Roughseven – Give Up Your Dreams

$15.99

In stock

Description

Release Date: 2010

Label: Roughseven

Track List

  1. Give Up Your Dreams
  2. Had A Home
  3. Sugardaddy
  4. Love Is The Main Thing
  5. Red Hot Coal
  6. Not Insane
  7. Helicopchop
  8. Golden Parachute
  9. The Good Outweighs The Bad

 

Personnel

  • Ryan Scully – vocals, guitar, shaker
  • Mike Andrepont – drums
  • Rob Cambre – guitar
  • C.J. Floyd – bass
  • Ratty Scurvics – piano, organ, noise
  • Meschiya Lake – vocals
  • Erika Lewis – vocals

 

Notes

In a live setting, former Morning 40 Federation member Ryan Scully’s new band Rough Seven is a ball-peen hammer, raging blows from ragged craftsmen shaking the studs in your walls, but on their debut album Give Up Your Dreams, we get to feel what’s behind the swing of their blunt instrument. Scully and crew (guitar extremist and avant-garde catalyst Rob Cambre, merry prankster keyboardist Ratty Scurvics, fellow Morning 40 refugee Michael Andrepont on drums, C.J. Floyd on bass and Meschiya Lake and Erika Lewis on backup vocals) play in the space located somewhere between Nick Cave’s Bad Seeds at their most Americana and the Rolling Stones circa Beggars Banquet. The background singers move up front to give the numbers a gospel sheen, but the songs lope like ragged horses. On the opening title number, Scully rasps over the Band-like boogie, “A sledgehammer can break a heart.”

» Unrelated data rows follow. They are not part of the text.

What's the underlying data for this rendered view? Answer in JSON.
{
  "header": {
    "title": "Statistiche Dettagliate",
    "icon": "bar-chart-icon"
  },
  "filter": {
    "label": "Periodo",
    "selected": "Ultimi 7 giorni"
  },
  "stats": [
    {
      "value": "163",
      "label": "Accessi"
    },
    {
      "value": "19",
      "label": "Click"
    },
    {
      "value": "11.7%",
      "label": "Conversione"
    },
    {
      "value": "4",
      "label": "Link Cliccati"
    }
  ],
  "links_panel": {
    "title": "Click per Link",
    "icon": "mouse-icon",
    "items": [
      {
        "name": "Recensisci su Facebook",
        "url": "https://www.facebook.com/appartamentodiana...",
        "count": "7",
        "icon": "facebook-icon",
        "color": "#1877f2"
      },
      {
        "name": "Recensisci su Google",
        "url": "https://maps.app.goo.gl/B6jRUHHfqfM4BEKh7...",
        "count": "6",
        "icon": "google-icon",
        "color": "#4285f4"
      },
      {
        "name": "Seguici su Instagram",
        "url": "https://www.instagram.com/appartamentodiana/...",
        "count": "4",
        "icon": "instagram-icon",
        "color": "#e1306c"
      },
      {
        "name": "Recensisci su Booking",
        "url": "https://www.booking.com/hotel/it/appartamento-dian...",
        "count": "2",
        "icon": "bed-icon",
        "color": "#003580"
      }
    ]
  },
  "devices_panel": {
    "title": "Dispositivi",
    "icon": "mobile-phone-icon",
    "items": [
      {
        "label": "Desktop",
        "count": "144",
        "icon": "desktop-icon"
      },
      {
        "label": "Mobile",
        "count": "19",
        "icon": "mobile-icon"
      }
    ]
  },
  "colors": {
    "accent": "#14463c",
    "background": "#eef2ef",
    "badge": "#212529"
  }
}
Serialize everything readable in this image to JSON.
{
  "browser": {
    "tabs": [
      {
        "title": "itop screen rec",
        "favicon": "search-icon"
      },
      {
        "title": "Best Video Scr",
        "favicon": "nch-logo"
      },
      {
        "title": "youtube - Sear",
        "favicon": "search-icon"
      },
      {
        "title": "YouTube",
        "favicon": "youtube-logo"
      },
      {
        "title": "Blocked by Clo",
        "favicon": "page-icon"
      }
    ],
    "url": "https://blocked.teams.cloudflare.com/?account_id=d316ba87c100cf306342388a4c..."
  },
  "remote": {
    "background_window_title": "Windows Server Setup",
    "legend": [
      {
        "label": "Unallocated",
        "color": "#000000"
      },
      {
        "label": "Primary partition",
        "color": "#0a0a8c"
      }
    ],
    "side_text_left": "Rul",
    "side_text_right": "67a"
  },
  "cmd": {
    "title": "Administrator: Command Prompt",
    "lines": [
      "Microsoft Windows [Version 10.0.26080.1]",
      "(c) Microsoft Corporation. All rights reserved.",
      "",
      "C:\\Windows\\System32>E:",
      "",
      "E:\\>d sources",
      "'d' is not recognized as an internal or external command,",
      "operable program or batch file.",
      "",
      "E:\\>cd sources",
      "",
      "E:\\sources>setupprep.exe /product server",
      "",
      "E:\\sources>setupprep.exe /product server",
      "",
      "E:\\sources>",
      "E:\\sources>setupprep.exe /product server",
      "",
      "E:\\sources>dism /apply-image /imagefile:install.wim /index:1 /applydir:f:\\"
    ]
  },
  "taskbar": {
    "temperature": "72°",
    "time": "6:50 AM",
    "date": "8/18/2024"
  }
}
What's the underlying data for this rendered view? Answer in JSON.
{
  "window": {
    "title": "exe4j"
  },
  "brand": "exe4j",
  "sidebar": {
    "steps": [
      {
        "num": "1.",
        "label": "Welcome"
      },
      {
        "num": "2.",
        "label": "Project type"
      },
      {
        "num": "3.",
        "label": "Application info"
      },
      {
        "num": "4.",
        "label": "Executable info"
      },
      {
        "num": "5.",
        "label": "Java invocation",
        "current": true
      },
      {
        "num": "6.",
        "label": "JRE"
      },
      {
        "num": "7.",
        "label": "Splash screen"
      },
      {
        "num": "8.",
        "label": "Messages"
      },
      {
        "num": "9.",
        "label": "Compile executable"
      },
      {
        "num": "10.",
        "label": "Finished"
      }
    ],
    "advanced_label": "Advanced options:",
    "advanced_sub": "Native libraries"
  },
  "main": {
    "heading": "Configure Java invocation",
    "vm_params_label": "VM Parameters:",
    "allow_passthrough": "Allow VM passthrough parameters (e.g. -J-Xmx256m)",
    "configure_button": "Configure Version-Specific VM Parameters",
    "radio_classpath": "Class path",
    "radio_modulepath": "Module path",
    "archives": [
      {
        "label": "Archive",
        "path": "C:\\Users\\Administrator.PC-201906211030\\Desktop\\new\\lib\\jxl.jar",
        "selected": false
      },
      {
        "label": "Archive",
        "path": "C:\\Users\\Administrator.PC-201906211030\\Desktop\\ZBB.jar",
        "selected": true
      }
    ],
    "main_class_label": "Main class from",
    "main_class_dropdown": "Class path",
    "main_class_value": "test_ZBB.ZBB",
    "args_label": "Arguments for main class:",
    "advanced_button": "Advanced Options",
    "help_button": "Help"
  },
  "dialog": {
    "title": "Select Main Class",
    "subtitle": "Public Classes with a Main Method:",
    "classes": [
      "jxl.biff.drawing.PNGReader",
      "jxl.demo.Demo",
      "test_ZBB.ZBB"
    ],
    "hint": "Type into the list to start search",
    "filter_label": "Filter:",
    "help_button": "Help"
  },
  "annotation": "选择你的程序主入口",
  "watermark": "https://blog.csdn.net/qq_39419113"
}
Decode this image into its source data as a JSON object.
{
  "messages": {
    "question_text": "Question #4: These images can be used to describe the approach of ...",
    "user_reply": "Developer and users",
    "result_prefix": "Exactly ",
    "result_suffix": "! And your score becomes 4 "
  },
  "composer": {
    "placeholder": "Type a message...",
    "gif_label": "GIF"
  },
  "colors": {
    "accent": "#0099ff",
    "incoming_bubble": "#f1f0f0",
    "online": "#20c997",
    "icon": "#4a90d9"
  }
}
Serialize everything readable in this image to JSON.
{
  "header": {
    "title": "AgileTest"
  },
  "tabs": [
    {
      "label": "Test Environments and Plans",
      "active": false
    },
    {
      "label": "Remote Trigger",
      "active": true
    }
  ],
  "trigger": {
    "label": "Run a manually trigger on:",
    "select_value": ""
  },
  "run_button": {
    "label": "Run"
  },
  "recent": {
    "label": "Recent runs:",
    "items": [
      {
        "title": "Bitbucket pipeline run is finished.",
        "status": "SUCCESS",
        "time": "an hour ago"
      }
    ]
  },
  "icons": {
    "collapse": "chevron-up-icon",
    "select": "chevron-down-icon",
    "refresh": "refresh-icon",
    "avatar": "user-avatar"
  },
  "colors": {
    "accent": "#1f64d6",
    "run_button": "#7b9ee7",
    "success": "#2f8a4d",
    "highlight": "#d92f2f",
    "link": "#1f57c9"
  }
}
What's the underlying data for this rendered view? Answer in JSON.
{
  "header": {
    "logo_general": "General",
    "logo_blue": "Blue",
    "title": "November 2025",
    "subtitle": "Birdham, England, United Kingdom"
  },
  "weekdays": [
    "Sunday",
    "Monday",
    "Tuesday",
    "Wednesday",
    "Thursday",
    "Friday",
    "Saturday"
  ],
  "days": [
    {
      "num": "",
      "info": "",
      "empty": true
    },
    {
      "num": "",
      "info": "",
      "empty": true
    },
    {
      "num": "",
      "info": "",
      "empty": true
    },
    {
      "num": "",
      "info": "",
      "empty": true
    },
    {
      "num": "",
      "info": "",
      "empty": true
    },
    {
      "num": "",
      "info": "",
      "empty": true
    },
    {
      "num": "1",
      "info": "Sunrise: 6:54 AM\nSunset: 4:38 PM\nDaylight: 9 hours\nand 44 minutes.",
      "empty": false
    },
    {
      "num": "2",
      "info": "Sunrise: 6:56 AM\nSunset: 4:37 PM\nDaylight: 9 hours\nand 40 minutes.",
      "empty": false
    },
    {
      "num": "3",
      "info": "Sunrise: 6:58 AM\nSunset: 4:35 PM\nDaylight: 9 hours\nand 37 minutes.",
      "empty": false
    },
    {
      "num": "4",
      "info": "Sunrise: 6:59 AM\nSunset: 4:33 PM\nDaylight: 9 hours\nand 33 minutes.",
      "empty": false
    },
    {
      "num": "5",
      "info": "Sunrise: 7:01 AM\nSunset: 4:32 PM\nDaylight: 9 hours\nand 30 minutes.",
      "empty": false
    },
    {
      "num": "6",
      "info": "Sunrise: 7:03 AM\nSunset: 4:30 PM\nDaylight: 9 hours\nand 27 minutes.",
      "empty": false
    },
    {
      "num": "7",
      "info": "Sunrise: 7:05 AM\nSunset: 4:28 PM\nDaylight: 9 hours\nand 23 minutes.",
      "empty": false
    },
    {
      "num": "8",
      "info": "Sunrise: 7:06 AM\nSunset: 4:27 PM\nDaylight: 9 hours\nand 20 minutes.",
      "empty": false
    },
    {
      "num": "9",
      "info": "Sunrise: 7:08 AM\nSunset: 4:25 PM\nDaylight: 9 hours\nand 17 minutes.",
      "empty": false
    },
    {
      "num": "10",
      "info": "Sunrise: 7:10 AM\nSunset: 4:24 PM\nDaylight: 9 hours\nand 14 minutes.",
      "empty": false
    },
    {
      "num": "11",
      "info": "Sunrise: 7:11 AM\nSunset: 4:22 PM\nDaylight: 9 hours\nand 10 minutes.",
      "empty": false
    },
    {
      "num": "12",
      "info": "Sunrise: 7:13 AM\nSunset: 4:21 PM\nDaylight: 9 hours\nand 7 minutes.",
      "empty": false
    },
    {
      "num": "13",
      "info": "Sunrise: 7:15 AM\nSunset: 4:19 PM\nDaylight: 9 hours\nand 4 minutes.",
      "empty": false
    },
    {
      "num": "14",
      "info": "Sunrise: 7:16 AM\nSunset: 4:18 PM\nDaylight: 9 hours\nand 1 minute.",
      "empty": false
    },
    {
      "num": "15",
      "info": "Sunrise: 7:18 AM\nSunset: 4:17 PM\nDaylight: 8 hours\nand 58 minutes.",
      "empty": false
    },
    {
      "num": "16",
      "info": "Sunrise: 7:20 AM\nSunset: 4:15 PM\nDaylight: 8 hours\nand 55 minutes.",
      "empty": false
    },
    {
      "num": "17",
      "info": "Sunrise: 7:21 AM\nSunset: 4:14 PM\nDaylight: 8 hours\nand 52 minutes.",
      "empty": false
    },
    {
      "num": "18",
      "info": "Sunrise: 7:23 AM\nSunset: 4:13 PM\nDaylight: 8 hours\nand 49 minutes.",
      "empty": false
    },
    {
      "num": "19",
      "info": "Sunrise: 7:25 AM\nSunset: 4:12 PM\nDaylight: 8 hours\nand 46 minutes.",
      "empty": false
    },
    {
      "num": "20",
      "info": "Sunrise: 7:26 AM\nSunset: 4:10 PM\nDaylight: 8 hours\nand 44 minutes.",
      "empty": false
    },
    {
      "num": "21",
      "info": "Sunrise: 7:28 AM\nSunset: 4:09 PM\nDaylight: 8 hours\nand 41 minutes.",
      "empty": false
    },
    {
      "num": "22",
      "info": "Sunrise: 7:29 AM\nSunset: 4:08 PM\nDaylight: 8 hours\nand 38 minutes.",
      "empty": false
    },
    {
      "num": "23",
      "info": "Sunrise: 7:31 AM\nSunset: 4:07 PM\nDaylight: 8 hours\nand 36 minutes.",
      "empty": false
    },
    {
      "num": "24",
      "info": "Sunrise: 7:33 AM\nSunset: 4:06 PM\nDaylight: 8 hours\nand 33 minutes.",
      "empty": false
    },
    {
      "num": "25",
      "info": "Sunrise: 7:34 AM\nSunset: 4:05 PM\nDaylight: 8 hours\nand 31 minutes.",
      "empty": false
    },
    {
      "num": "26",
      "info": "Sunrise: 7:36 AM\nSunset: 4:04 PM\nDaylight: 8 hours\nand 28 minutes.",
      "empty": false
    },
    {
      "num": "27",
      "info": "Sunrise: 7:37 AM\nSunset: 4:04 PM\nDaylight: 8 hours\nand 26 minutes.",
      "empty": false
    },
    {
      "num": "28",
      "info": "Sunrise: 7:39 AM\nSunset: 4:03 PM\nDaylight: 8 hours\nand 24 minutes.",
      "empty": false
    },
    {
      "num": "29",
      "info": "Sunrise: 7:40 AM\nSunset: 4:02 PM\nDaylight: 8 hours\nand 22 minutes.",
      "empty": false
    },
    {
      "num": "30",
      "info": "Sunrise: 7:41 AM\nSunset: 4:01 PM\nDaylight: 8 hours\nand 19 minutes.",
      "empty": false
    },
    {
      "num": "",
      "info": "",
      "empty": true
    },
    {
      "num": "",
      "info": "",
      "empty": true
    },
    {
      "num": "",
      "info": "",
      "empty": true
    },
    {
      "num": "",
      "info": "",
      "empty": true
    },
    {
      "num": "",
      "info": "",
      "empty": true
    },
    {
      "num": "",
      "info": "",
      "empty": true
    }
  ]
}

With its hoedown patina and bar band swing, “Sugardaddy” sounds like the throwdown Wilco was too uptight to put on A.M. Majestic ballads “Meltdown” and “St. Anthony’s Fire” achieve a windswept prairie spaciousness, full of long sunsets and resigned “hallelujahs” at the end. The real crowd-pleasers here, though, are the soul-encrusted, jagged stomps. Scurvics practically disembowels his piano in “Love is the Main Thing” as a part of a greater mating ritual. “Helicopchop” is cheeky Katrina-funk, drinking away the hours waiting for rescue. “Golden Parachute” is the R&B love child of a wrecking ball and all your roommate’s drugs. Great fun, but the album might veer toward post-Jon Spencer kitsch without the mellower moments balancing them out. The real beauty in Give Up Your Dreams lays in the cathartic panoramas, the valleys and peaks, the redline and the fatline that one can only explore with impunity in rock ’n’ roll.